Depending on the occasion, it might be best to make the change right away or it might be best to wait:

  • If you have an embarrassing or significant mistake, you need to take care of that promptly.
  • At Kindle, your present edition will remain available while you’re revised edition is in the process of publishing, so you don’t have to worry about losing sales in the meantime. So once your revision is ready, there is no reason to wait.
  • At CreateSpace, your book will be unavailable for about 12-24 hours while your file is being reviewed. So if the changes can wait, it would be a good idea to pick a day and time where sales may be relatively slow. Study your sales rank history at AuthorCentral for help planning this, and also consider what marketing you have going on and coming soon. Sometimes your book can be back online in less than 12 hours. However, even if you make a minor change to your interior file, your cover file can get changed for the worse (even if you don’t change your cover), and it can take several days to fully resolve this. Hope for the best, but plan for the worst-case scenario.
  • Most things, including your blurb, author photo, biography, and book files probably shouldn’t be changed when sales are going well. If sales start to drop off, that may be a better time to change things up and see if they help or hurt.
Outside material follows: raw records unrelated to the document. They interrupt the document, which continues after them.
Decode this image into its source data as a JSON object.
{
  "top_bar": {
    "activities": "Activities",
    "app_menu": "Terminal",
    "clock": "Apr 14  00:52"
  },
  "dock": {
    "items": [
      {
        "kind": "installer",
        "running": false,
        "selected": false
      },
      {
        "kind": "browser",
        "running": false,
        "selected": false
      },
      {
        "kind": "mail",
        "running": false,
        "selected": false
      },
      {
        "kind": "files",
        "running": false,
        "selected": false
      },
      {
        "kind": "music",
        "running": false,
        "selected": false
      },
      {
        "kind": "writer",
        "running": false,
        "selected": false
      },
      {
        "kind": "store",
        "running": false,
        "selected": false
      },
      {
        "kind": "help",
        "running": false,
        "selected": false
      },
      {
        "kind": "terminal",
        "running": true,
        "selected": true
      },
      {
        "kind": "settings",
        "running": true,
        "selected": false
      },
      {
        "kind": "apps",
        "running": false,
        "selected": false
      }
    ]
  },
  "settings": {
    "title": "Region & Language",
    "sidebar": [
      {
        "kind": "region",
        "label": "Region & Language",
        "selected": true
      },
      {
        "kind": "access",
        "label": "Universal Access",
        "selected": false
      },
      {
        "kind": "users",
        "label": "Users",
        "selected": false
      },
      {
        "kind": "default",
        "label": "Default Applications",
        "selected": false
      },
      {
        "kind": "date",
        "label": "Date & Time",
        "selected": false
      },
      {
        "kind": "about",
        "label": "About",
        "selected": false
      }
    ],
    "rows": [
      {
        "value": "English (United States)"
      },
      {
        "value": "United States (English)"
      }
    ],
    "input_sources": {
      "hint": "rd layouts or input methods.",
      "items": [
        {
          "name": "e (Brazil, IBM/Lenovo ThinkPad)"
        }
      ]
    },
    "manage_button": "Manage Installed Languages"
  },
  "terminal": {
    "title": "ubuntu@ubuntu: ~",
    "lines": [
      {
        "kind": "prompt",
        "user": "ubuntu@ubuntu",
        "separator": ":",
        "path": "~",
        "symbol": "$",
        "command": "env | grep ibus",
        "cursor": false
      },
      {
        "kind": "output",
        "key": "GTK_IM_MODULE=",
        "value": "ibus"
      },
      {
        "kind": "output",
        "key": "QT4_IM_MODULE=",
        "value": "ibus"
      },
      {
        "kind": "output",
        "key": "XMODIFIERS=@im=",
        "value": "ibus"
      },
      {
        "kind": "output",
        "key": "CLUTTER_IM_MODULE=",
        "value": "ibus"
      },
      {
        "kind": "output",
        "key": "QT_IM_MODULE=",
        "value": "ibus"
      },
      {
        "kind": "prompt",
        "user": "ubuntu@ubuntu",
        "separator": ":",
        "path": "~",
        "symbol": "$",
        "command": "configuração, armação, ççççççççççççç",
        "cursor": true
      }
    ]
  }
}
I’ve revised several of my books and blurbs in 2013 (and I’m still not finished with it). For me, it has been a year of revisions. I have a few projects that I wanted to complete in 2013, but which I have yet to begin, because I have spent so much time making revisions.

It started with one of my math workbooks. I had a request from a parent that would help one of my math workbooks better meet the needs of parents, so I devoted some time toward this. At about the same time, I also updated a couple of the covers of my math workbooks. Those I was able to improve without making the cover look significantly different. (I have a couple of other math workbooks that I’d like to give a makeover, but I haven’t because I don’t want anyone to accidentally buy the same book twice.)

Next, I made numerous revisions to my conceptual chemistry book. I completely revised thousands of symbols that were originally typeset as equations, realizing that they would format better as text with superscripts and subscripts. This was extremely time-consuming and took several edits. I have about 40 different versions of the eBook file, and dozens more of the paperback editions. I’ve never edited anything this much before, and hope to avoid such extensive editing in the future.

I’ve updated my self-publishing books a few times because every time I make a revision, something new seems to come out. My original (i.e. 2009) self-publishing book needs a major overhaul. I’ve been wanting to do this for a couple of years, but it needs so much work, I generally put it on the backburner and work on something else. I plan to finally do this by the year’s end.

Presently, I’m adding indexes to my new (i.e. 2012/2013) self-publishing books (i.e. Volumes 1 and 2 of the “Detailed Guide”). It’s amazing how much work is involved in making a thorough index. And it’s thorough; it may add another 20 pages (with two columns) to the book. I hope to have the index for Volume 1 finished today or tomorrow. Then I have a list of revisions to make, like mentioning the new Countdown Deal, but this should be quick and painless.

I’ll be combining Volumes 1 and 2 into an omnibus edition. I hope to have it out by Read Tuesday. Then I can get back to the major overhaul of my original self-publishing book.

I have some other minor revisions that I’ve made (correcting a few typos that I’ve discovered here and there), and a couple of covers that have some printing variations that could use a fix.

I’ve changed many of my blurbs extensively this year. In most cases, this had a very significant improvement on sales, often immediately. It’s amazing what boldface, italics, bulleted lists, and splitting a long paragraph up into shorter paragraphs can do.

How about you? Have you had any fun with revisions this year?